Reading List: Convolutional Neural Networks in Document Recognition, Yann LeCun, 1998
This is the first post in Reading List series where I recap important papers as part of continuing my data science education.
Gradient_Based Learning Applied to Document Recognition by Y. LeCun, L. Bottou, Y. Bengio and P.Haffner.
I start with this paper as it advances a deep learning class that is essentially computers’ vision and hearing, enabling real-life applications such as safe self-driving cars and reading of radiology images.
In discussing solutions to high-dimensional pattern recognition, ie handwritten character or speech, the paper shows that automatic learning machines that operate directly on pixel images are more accurate than hand-crafted individually designed feature extraction modules.
It thus suggested a then-new paradigm of globally trained Graph Transformer Networks, the core of which is a Convolutional Neural Network.
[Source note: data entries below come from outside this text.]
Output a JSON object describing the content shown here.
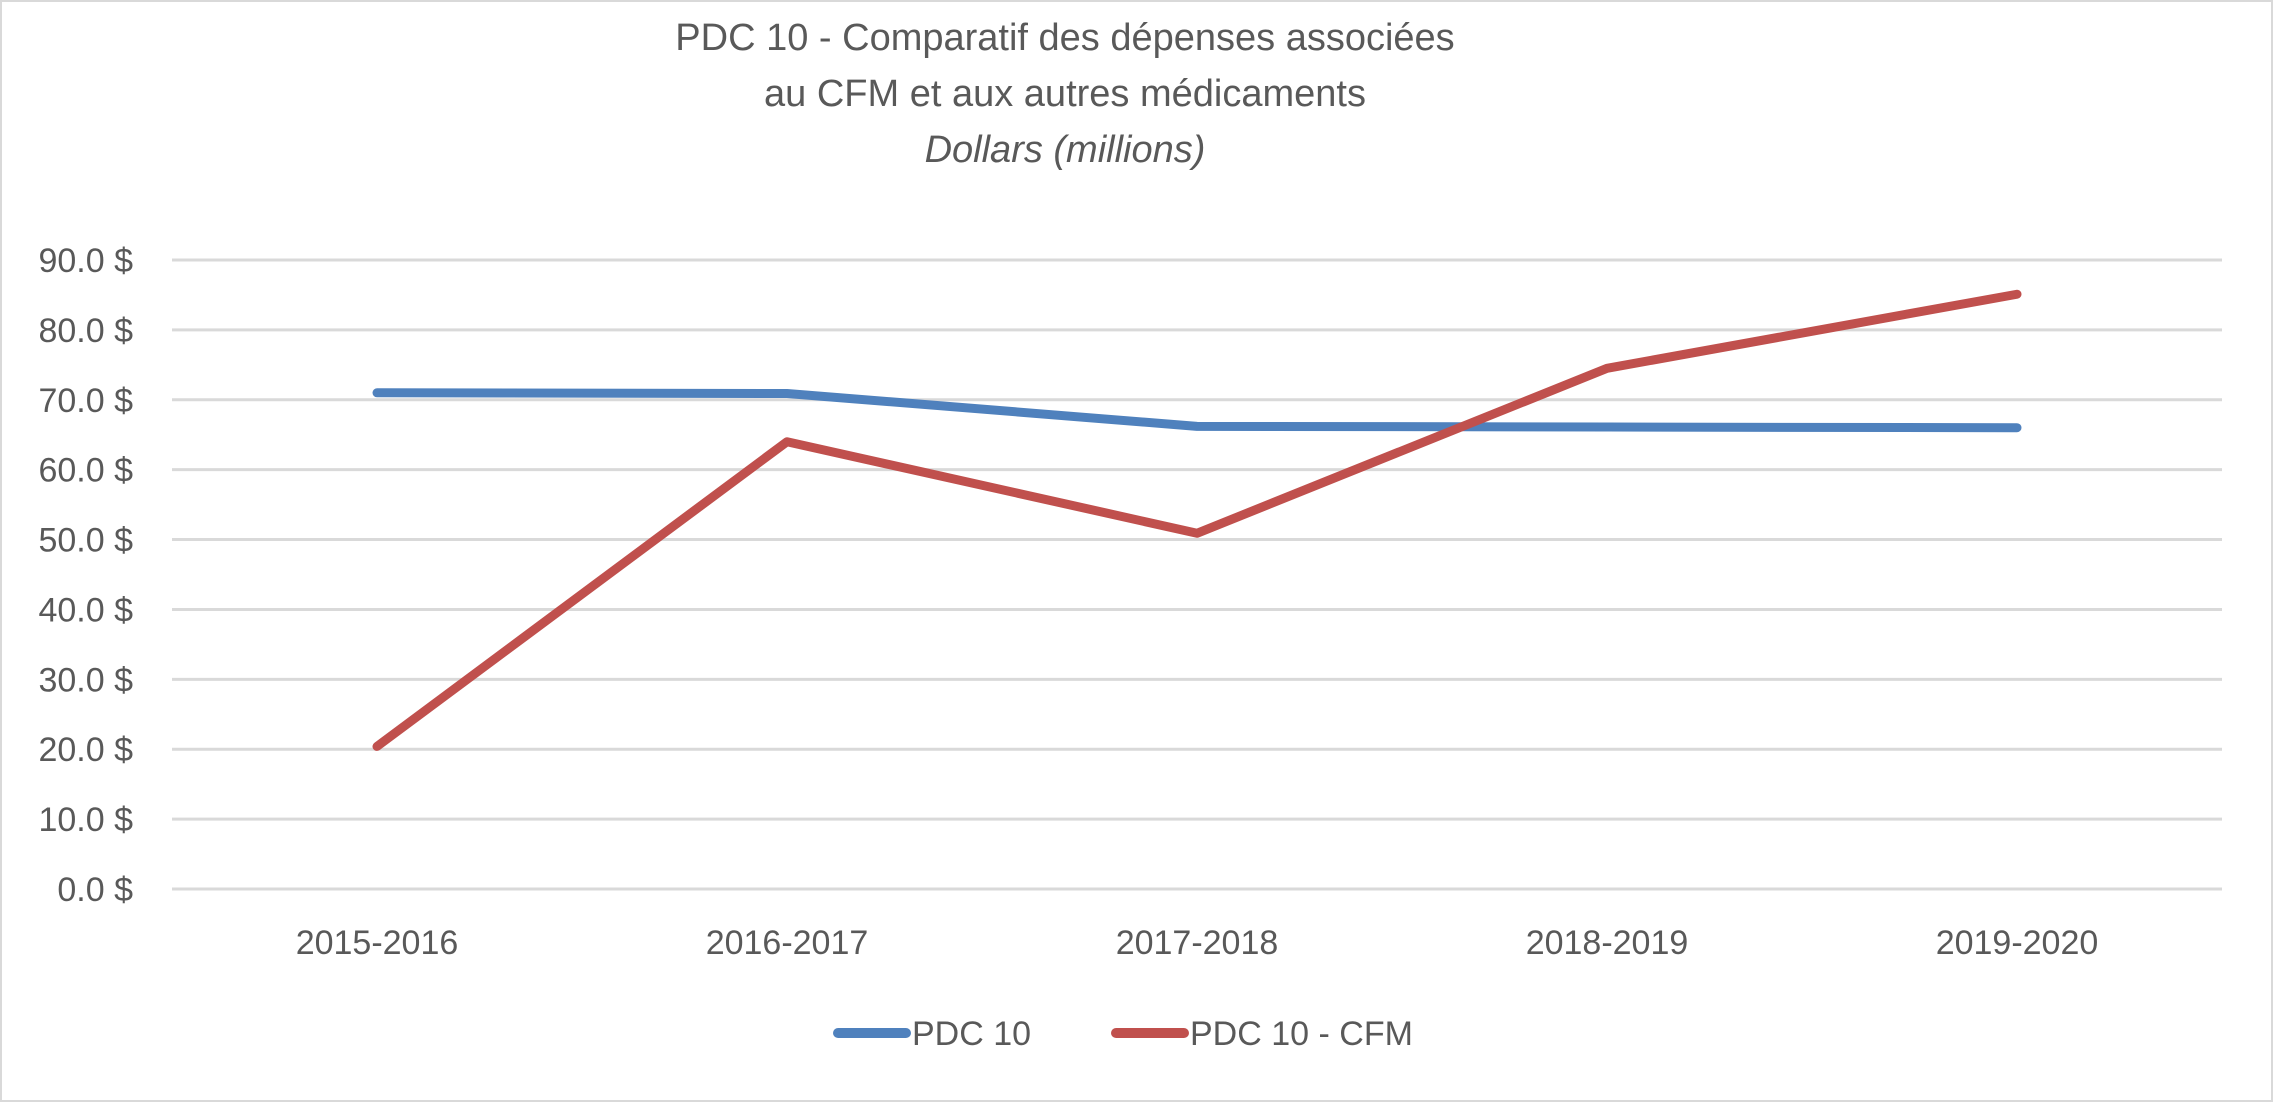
{
  "chart_data": {
    "type": "line",
    "title_lines": [
      "PDC 10 - Comparatif des dépenses associées",
      "au CFM et aux autres médicaments"
    ],
    "subtitle": "Dollars (millions)",
    "xlabel": "",
    "ylabel": "",
    "categories": [
      "2015-2016",
      "2016-2017",
      "2017-2018",
      "2018-2019",
      "2019-2020"
    ],
    "series": [
      {
        "name": "PDC 10",
        "color": "#4f81bd",
        "values": [
          71.0,
          70.9,
          66.2,
          66.1,
          66.0
        ]
      },
      {
        "name": "PDC 10 - CFM",
        "color": "#c0504d",
        "values": [
          20.4,
          64.0,
          50.9,
          74.5,
          85.1
        ]
      }
    ],
    "ylim": [
      0,
      90
    ],
    "y_ticks": [
      0,
      10,
      20,
      30,
      40,
      50,
      60,
      70,
      80,
      90
    ],
    "y_tick_labels": [
      "0.0 $",
      "10.0 $",
      "20.0 $",
      "30.0 $",
      "40.0 $",
      "50.0 $",
      "60.0 $",
      "70.0 $",
      "80.0 $",
      "90.0 $"
    ],
    "grid": true,
    "legend_position": "bottom-center"
  }
}
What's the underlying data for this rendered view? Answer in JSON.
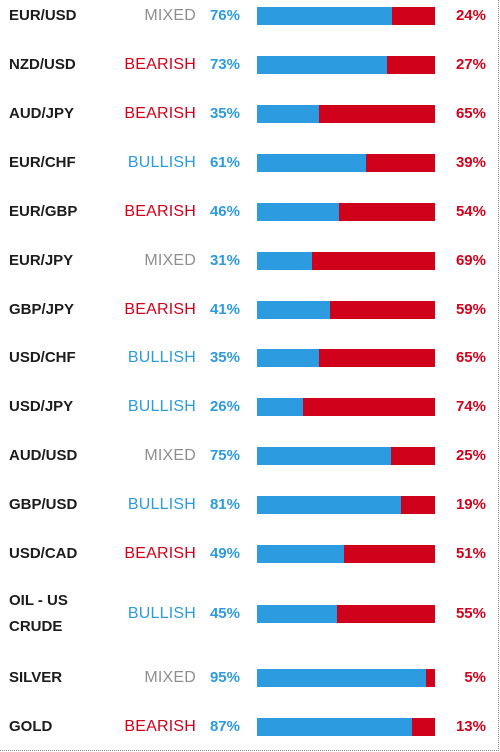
{
  "colors": {
    "long": "#2c9be0",
    "short": "#d0021b",
    "mixed": "#8f8f8f",
    "symbol": "#1c1c1c"
  },
  "rows": [
    {
      "symbol": "EUR/USD",
      "sentiment": "MIXED",
      "long_pct": "76%",
      "short_pct": "24%",
      "long_fraction": 0.76
    },
    {
      "symbol": "NZD/USD",
      "sentiment": "BEARISH",
      "long_pct": "73%",
      "short_pct": "27%",
      "long_fraction": 0.73
    },
    {
      "symbol": "AUD/JPY",
      "sentiment": "BEARISH",
      "long_pct": "35%",
      "short_pct": "65%",
      "long_fraction": 0.35
    },
    {
      "symbol": "EUR/CHF",
      "sentiment": "BULLISH",
      "long_pct": "61%",
      "short_pct": "39%",
      "long_fraction": 0.61
    },
    {
      "symbol": "EUR/GBP",
      "sentiment": "BEARISH",
      "long_pct": "46%",
      "short_pct": "54%",
      "long_fraction": 0.46
    },
    {
      "symbol": "EUR/JPY",
      "sentiment": "MIXED",
      "long_pct": "31%",
      "short_pct": "69%",
      "long_fraction": 0.31
    },
    {
      "symbol": "GBP/JPY",
      "sentiment": "BEARISH",
      "long_pct": "41%",
      "short_pct": "59%",
      "long_fraction": 0.41
    },
    {
      "symbol": "USD/CHF",
      "sentiment": "BULLISH",
      "long_pct": "35%",
      "short_pct": "65%",
      "long_fraction": 0.35
    },
    {
      "symbol": "USD/JPY",
      "sentiment": "BULLISH",
      "long_pct": "26%",
      "short_pct": "74%",
      "long_fraction": 0.26
    },
    {
      "symbol": "AUD/USD",
      "sentiment": "MIXED",
      "long_pct": "75%",
      "short_pct": "25%",
      "long_fraction": 0.75
    },
    {
      "symbol": "GBP/USD",
      "sentiment": "BULLISH",
      "long_pct": "81%",
      "short_pct": "19%",
      "long_fraction": 0.81
    },
    {
      "symbol": "USD/CAD",
      "sentiment": "BEARISH",
      "long_pct": "49%",
      "short_pct": "51%",
      "long_fraction": 0.49
    },
    {
      "symbol": "OIL - US CRUDE",
      "sentiment": "BULLISH",
      "long_pct": "45%",
      "short_pct": "55%",
      "long_fraction": 0.45
    },
    {
      "symbol": "SILVER",
      "sentiment": "MIXED",
      "long_pct": "95%",
      "short_pct": "5%",
      "long_fraction": 0.95
    },
    {
      "symbol": "GOLD",
      "sentiment": "BEARISH",
      "long_pct": "87%",
      "short_pct": "13%",
      "long_fraction": 0.87
    }
  ]
}
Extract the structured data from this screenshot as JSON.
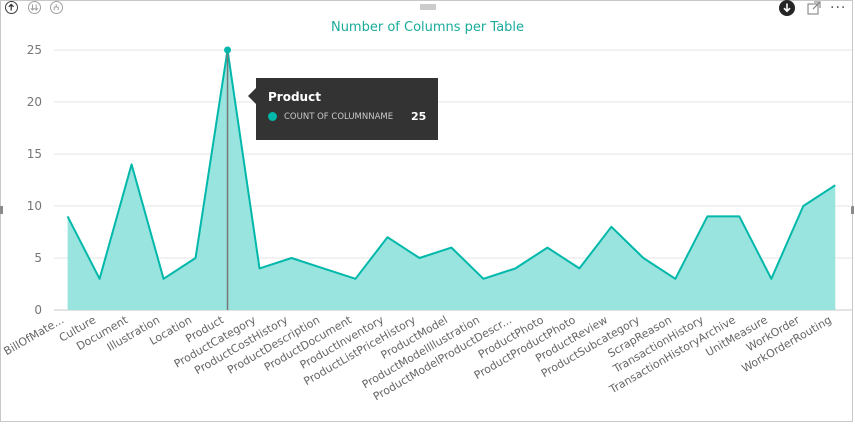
{
  "toolbar": {
    "drill_up_icon": "arrow-up-circle-icon",
    "drill_down_all_icon": "double-arrow-down-circle-icon",
    "expand_level_icon": "fork-down-circle-icon",
    "drill_mode_icon": "arrow-down-filled-circle-icon",
    "focus_mode_icon": "expand-icon",
    "more_options_label": "···"
  },
  "colors": {
    "series": "#01b8aa",
    "area": "#93e3dc",
    "title": "#1aab9b",
    "grid": "#e6e6e6",
    "tooltip_bg": "#333333"
  },
  "tooltip": {
    "title": "Product",
    "series_label": "COUNT OF COLUMNNAME",
    "value": "25"
  },
  "chart_data": {
    "type": "area",
    "title": "Number of Columns per Table",
    "xlabel": "",
    "ylabel": "",
    "ylim": [
      0,
      25
    ],
    "yticks": [
      0,
      5,
      10,
      15,
      20,
      25
    ],
    "grid": true,
    "categories": [
      "BillOfMate...",
      "Culture",
      "Document",
      "Illustration",
      "Location",
      "Product",
      "ProductCategory",
      "ProductCostHistory",
      "ProductDescription",
      "ProductDocument",
      "ProductInventory",
      "ProductListPriceHistory",
      "ProductModel",
      "ProductModelIllustration",
      "ProductModelProductDescr...",
      "ProductPhoto",
      "ProductProductPhoto",
      "ProductReview",
      "ProductSubcategory",
      "ScrapReason",
      "TransactionHistory",
      "TransactionHistoryArchive",
      "UnitMeasure",
      "WorkOrder",
      "WorkOrderRouting"
    ],
    "series": [
      {
        "name": "COUNT OF COLUMNNAME",
        "values": [
          9,
          3,
          14,
          3,
          5,
          25,
          4,
          5,
          4,
          3,
          7,
          5,
          6,
          3,
          4,
          6,
          4,
          8,
          5,
          3,
          9,
          9,
          3,
          10,
          12
        ]
      }
    ],
    "highlighted_category": "Product"
  }
}
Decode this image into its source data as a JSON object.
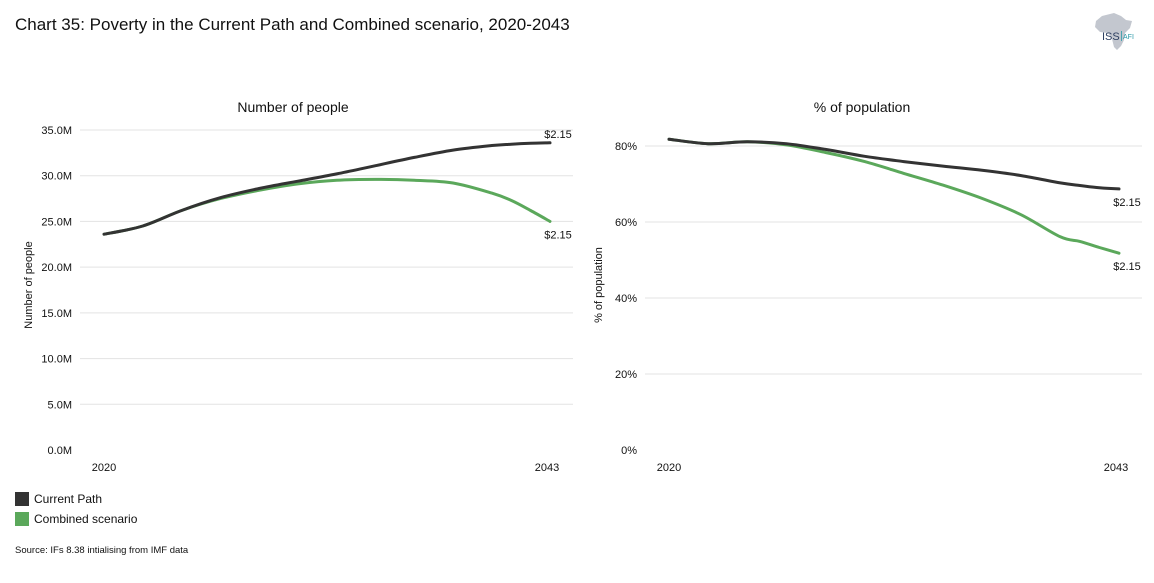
{
  "title": "Chart 35: Poverty in the Current Path and Combined scenario, 2020-2043",
  "logo": {
    "text_main": "ISS",
    "text_sub": "AFI"
  },
  "legend": [
    {
      "name": "Current Path",
      "color": "#333333"
    },
    {
      "name": "Combined scenario",
      "color": "#5ba85b"
    }
  ],
  "source": "Source: IFs 8.38 intialising from IMF data",
  "chart_data": [
    {
      "type": "line",
      "title": "Number of people",
      "xlabel": "",
      "ylabel": "Number of people",
      "x": [
        2020,
        2022,
        2024,
        2026,
        2028,
        2030,
        2032,
        2034,
        2036,
        2038,
        2040,
        2041,
        2042,
        2043
      ],
      "x_tick_labels": [
        "2020",
        "2043"
      ],
      "y_tick_values": [
        0,
        5,
        10,
        15,
        20,
        25,
        30,
        35
      ],
      "y_tick_labels": [
        "0.0M",
        "5.0M",
        "10.0M",
        "15.0M",
        "20.0M",
        "25.0M",
        "30.0M",
        "35.0M"
      ],
      "ylim": [
        0,
        35
      ],
      "series": [
        {
          "name": "Current Path",
          "color": "#333333",
          "end_label": "$2.15",
          "end_label_pos": "above",
          "values": [
            23.6,
            24.5,
            26.2,
            27.6,
            28.6,
            29.4,
            30.2,
            31.1,
            32.0,
            32.8,
            33.3,
            33.45,
            33.55,
            33.6
          ]
        },
        {
          "name": "Combined scenario",
          "color": "#5ba85b",
          "end_label": "$2.15",
          "end_label_pos": "below",
          "values": [
            23.6,
            24.5,
            26.2,
            27.5,
            28.4,
            29.1,
            29.5,
            29.6,
            29.5,
            29.2,
            28.1,
            27.3,
            26.2,
            25.0
          ]
        }
      ],
      "grid": true,
      "legend": "bottom-left"
    },
    {
      "type": "line",
      "title": "% of population",
      "xlabel": "",
      "ylabel": "% of population",
      "x": [
        2020,
        2022,
        2024,
        2026,
        2028,
        2030,
        2032,
        2034,
        2036,
        2038,
        2040,
        2041,
        2042,
        2043
      ],
      "x_tick_labels": [
        "2020",
        "2043"
      ],
      "y_tick_values": [
        0,
        20,
        40,
        60,
        80
      ],
      "y_tick_labels": [
        "0%",
        "20%",
        "40%",
        "60%",
        "80%"
      ],
      "ylim": [
        0,
        80
      ],
      "series": [
        {
          "name": "Current Path",
          "color": "#333333",
          "end_label": "$2.15",
          "end_label_pos": "below",
          "values": [
            81.8,
            80.6,
            81.1,
            80.6,
            79.1,
            77.3,
            75.9,
            74.7,
            73.6,
            72.2,
            70.3,
            69.6,
            69.0,
            68.7
          ]
        },
        {
          "name": "Combined scenario",
          "color": "#5ba85b",
          "end_label": "$2.15",
          "end_label_pos": "below",
          "values": [
            81.8,
            80.6,
            81.1,
            80.3,
            78.3,
            75.9,
            72.8,
            69.7,
            66.2,
            61.9,
            56.1,
            54.9,
            53.3,
            51.8
          ]
        }
      ],
      "grid": true,
      "legend": "bottom-left"
    }
  ]
}
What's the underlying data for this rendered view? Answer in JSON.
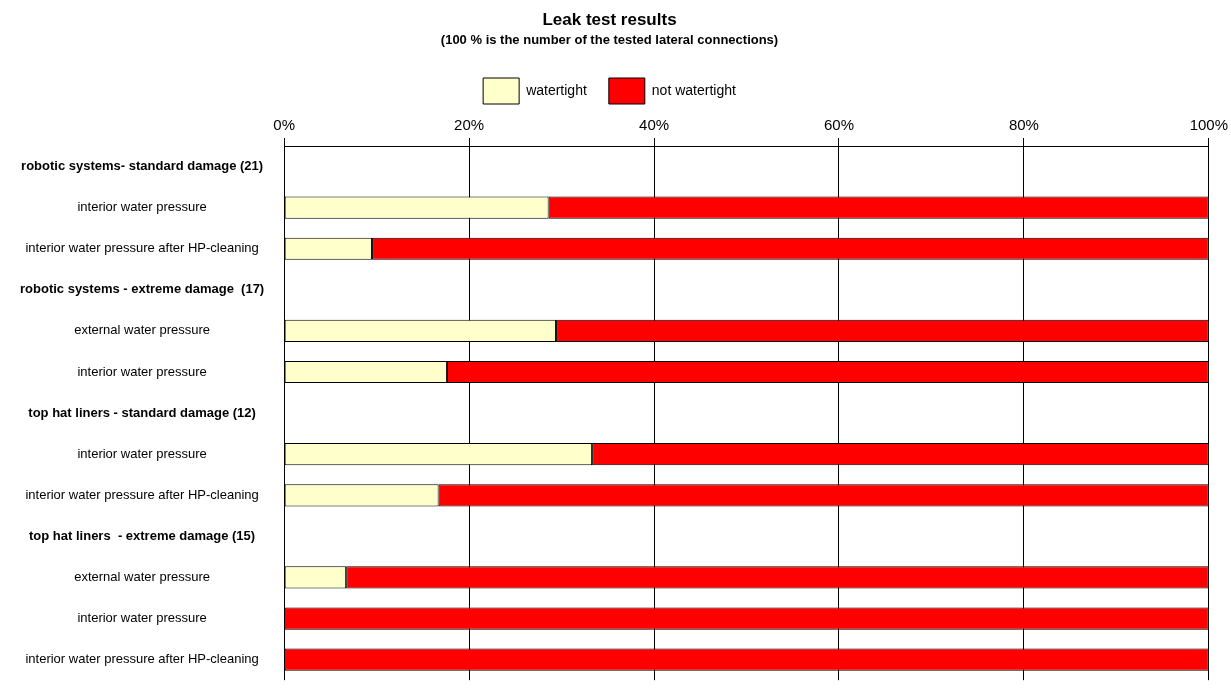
{
  "chart_data": {
    "type": "bar",
    "orientation": "horizontal",
    "stacked": true,
    "title": "Leak test results",
    "subtitle": "(100 % is the number of the tested lateral connections)",
    "categories": [
      "robotic systems- standard damage (21)",
      "interior water pressure",
      "interior water pressure after HP-cleaning",
      "robotic systems - extreme damage  (17)",
      "external water pressure",
      "interior water pressure",
      "top hat liners - standard damage (12)",
      "interior water pressure",
      "interior water pressure after HP-cleaning",
      "top hat liners  - extreme damage (15)",
      "external water pressure",
      "interior water pressure",
      "interior water pressure after HP-cleaning"
    ],
    "series": [
      {
        "name": "watertight",
        "color": "#ffffcc",
        "values": [
          null,
          28.6,
          9.5,
          null,
          29.4,
          17.6,
          null,
          33.3,
          16.7,
          null,
          6.7,
          0,
          0
        ]
      },
      {
        "name": "not watertight",
        "color": "#ff0000",
        "values": [
          null,
          71.4,
          90.5,
          null,
          70.6,
          82.4,
          null,
          66.7,
          83.3,
          null,
          93.3,
          100,
          100
        ]
      }
    ],
    "xlim": [
      0,
      100
    ],
    "xticks": [
      {
        "value": 0,
        "label": "0%"
      },
      {
        "value": 20,
        "label": "20%"
      },
      {
        "value": 40,
        "label": "40%"
      },
      {
        "value": 60,
        "label": "60%"
      },
      {
        "value": 80,
        "label": "80%"
      },
      {
        "value": 100,
        "label": "100%"
      }
    ],
    "grid": "x",
    "legend": "top"
  }
}
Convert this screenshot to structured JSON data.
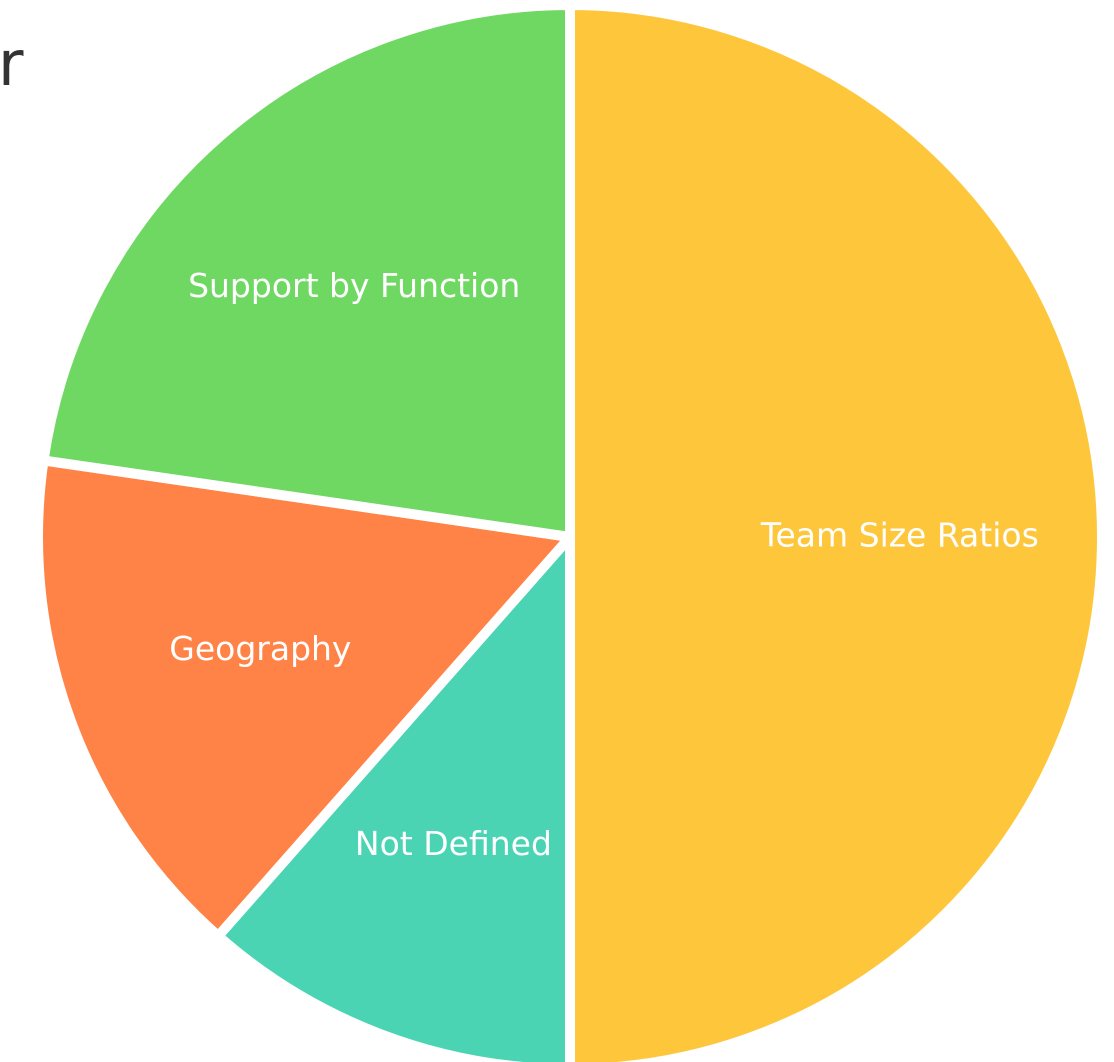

The three conditions that allowed for this progress are: one, low-cost machines with brute-force arithmetic methods; two, large databases for problems with a wide market interest and three, powerful machine learning techniques that can handle high-dimensional inputs and can generate intricate decision functions.
Nuggets:
-
While more automatic learning is beneficial, no learning technique can succeed without a minimal prior knowledge about the task.
-
Gradient-based learning draws on the fact that it is much easier to minimize the loss on a smooth continuous function than a discrete one, as estimated by the impact of small variations of the parameter values.
-
The basic idea of back-propagation is that gradients can be computed efficiently by propagation from the output to input.
Keywords: Neural Networks, OCR, Document Recognition, Machine Learning, Gradient-Based Learning, Convolutional Neural Networks, Graph Transformer Networks, Finite State Transducers.